Festival season is upon us, and it's even more hotly anticipated this time round due to the absence of many festivals over the past couple of years. I've been lucky enough to attend several different festivals over the years and had a fantastic time, but if you're visually impaired there's a little more advance preparation to do. So, whether you're heading to a festival over the next couple of months or considering doing so, I thought I'd share my top tips on being festival ready.

When you've decided which festival to go to, check out all the options when booking tickets. Most festivals have accessible tickets available to purchase and also offer a free carer/PA ticket at no extra cost to you if you need someone to accompany you. You usually need to provide proof of your disability when applying for this, such as a Registered Blind card. The accessible ticket gives you access to the disabled facilities on the festival site including disabled campsite, Blue Badge parking, disabled toilets and a space on the viewing platform if required. You may still have to pay for a carpark pass even if you have a blue badge when booking your ticket though: every festival is different so check first. I've certainly made good use of the access facilities at the festivals I've been to as it makes life a lot easier so take advantage of it.
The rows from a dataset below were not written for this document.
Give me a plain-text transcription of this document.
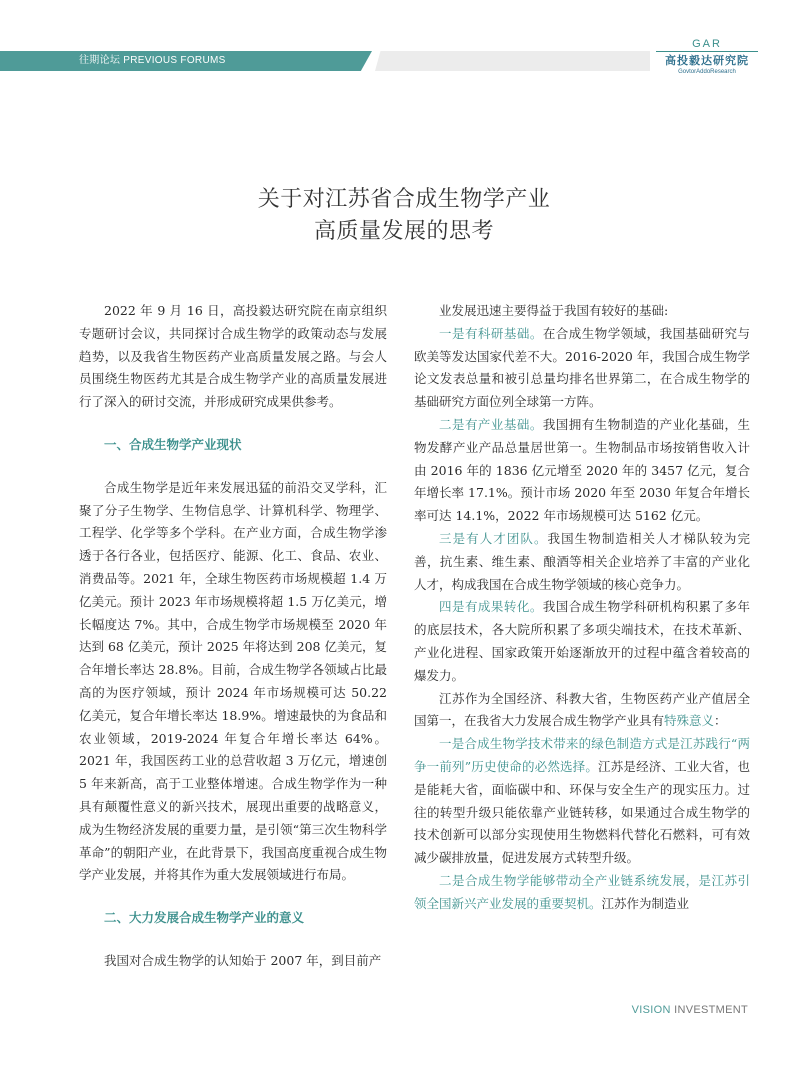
往期论坛 PREVIOUS FORUMS
GAR
高投毅达研究院
GovtorAddoResearch
关于对江苏省合成生物学产业
高质量发展的思考

2022 年 9 月 16 日，高投毅达研究院在南京组织专题研讨会议，共同探讨合成生物学的政策动态与发展趋势，以及我省生物医药产业高质量发展之路。与会人员围绕生物医药尤其是合成生物学产业的高质量发展进行了深入的研讨交流，并形成研究成果供参考。

一、合成生物学产业现状

合成生物学是近年来发展迅猛的前沿交叉学科，汇聚了分子生物学、生物信息学、计算机科学、物理学、工程学、化学等多个学科。在产业方面，合成生物学渗透于各行各业，包括医疗、能源、化工、食品、农业、消费品等。2021 年，全球生物医药市场规模超 1.4 万亿美元。预计 2023 年市场规模将超 1.5 万亿美元，增长幅度达 7%。其中，合成生物学市场规模至 2020 年达到 68 亿美元，预计 2025 年将达到 208 亿美元，复合年增长率达 28.8%。目前，合成生物学各领域占比最高的为医疗领域，预计 2024 年市场规模可达 50.22 亿美元，复合年增长率达 18.9%。增速最快的为食品和农业领域，2019-2024 年复合年增长率达 64%。2021 年，我国医药工业的总营收超 3 万亿元，增速创 5 年来新高，高于工业整体增速。合成生物学作为一种具有颠覆性意义的新兴技术，展现出重要的战略意义，成为生物经济发展的重要力量，是引领“第三次生物科学革命”的朝阳产业，在此背景下，我国高度重视合成生物学产业发展，并将其作为重大发展领域进行布局。

二、大力发展合成生物学产业的意义

我国对合成生物学的认知始于 2007 年，到目前产

业发展迅速主要得益于我国有较好的基础:

一是有科研基础。在合成生物学领域，我国基础研究与欧美等发达国家代差不大。2016-2020 年，我国合成生物学论文发表总量和被引总量均排名世界第二，在合成生物学的基础研究方面位列全球第一方阵。

二是有产业基础。我国拥有生物制造的产业化基础，生物发酵产业产品总量居世第一。生物制品市场按销售收入计由 2016 年的 1836 亿元增至 2020 年的 3457 亿元，复合年增长率 17.1%。预计市场 2020 年至 2030 年复合年增长率可达 14.1%，2022 年市场规模可达 5162 亿元。

三是有人才团队。我国生物制造相关人才梯队较为完善，抗生素、维生素、酿酒等相关企业培养了丰富的产业化人才，构成我国在合成生物学领域的核心竞争力。

四是有成果转化。我国合成生物学科研机构积累了多年的底层技术，各大院所积累了多项尖端技术，在技术革新、产业化进程、国家政策开始逐渐放开的过程中蕴含着较高的爆发力。

江苏作为全国经济、科教大省，生物医药产业产值居全国第一，在我省大力发展合成生物学产业具有特殊意义：

一是合成生物学技术带来的绿色制造方式是江苏践行“两争一前列”历史使命的必然选择。江苏是经济、工业大省，也是能耗大省，面临碳中和、环保与安全生产的现实压力。过往的转型升级只能依靠产业链转移，如果通过合成生物学的技术创新可以部分实现使用生物燃料代替化石燃料，可有效减少碳排放量，促进发展方式转型升级。

二是合成生物学能够带动全产业链系统发展，是江苏引领全国新兴产业发展的重要契机。江苏作为制造业

VISION INVESTMENT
If you're a guide dog owner and are bringing your dog to the festival, take the needs of your dog into account as well as your own. Festivals are often noisy environments so bear this in mind and sit or stand further away from the stage to minimise discomfort for your dog as well as yourself. It is also very likely that there will be a lot more food on the floor than usual so keep an eye out if your dog is a scavenger.

Consider the size of the festival. Large festivals require a lot more walking so take this into account when making your decision. Try and pick a small or medium-sized one such as Cornbury or Towersey as these are relatively easy to get around and there isn't too far to walk between the stages.

If you're not a guide dog owner, bring your cane to the festival. It can be very useful in crowds and symbolises to the other festival-goers that you're visually impaired.

When it comes to festival food, it can be quite expensive so either treat yourself and buy your own or take some snacks and similar goodies with you.

There's a lot more to discover at festivals than the music! If you're in need of a break from the hustle and bustle for a while, take yourself off into a quieter area and immerse yourself in arts and crafts activities, health and wellbeing sessions such as yoga and relaxing massages or get your creative juices flowing with music-making or songwriting workshops.

Most importantly, enjoy yourself and have a wonderful weekend.

I hope these tips have set you in good stead and geared you up for your forthcoming festival experiences. Feel free to share any fab festival tips of your own!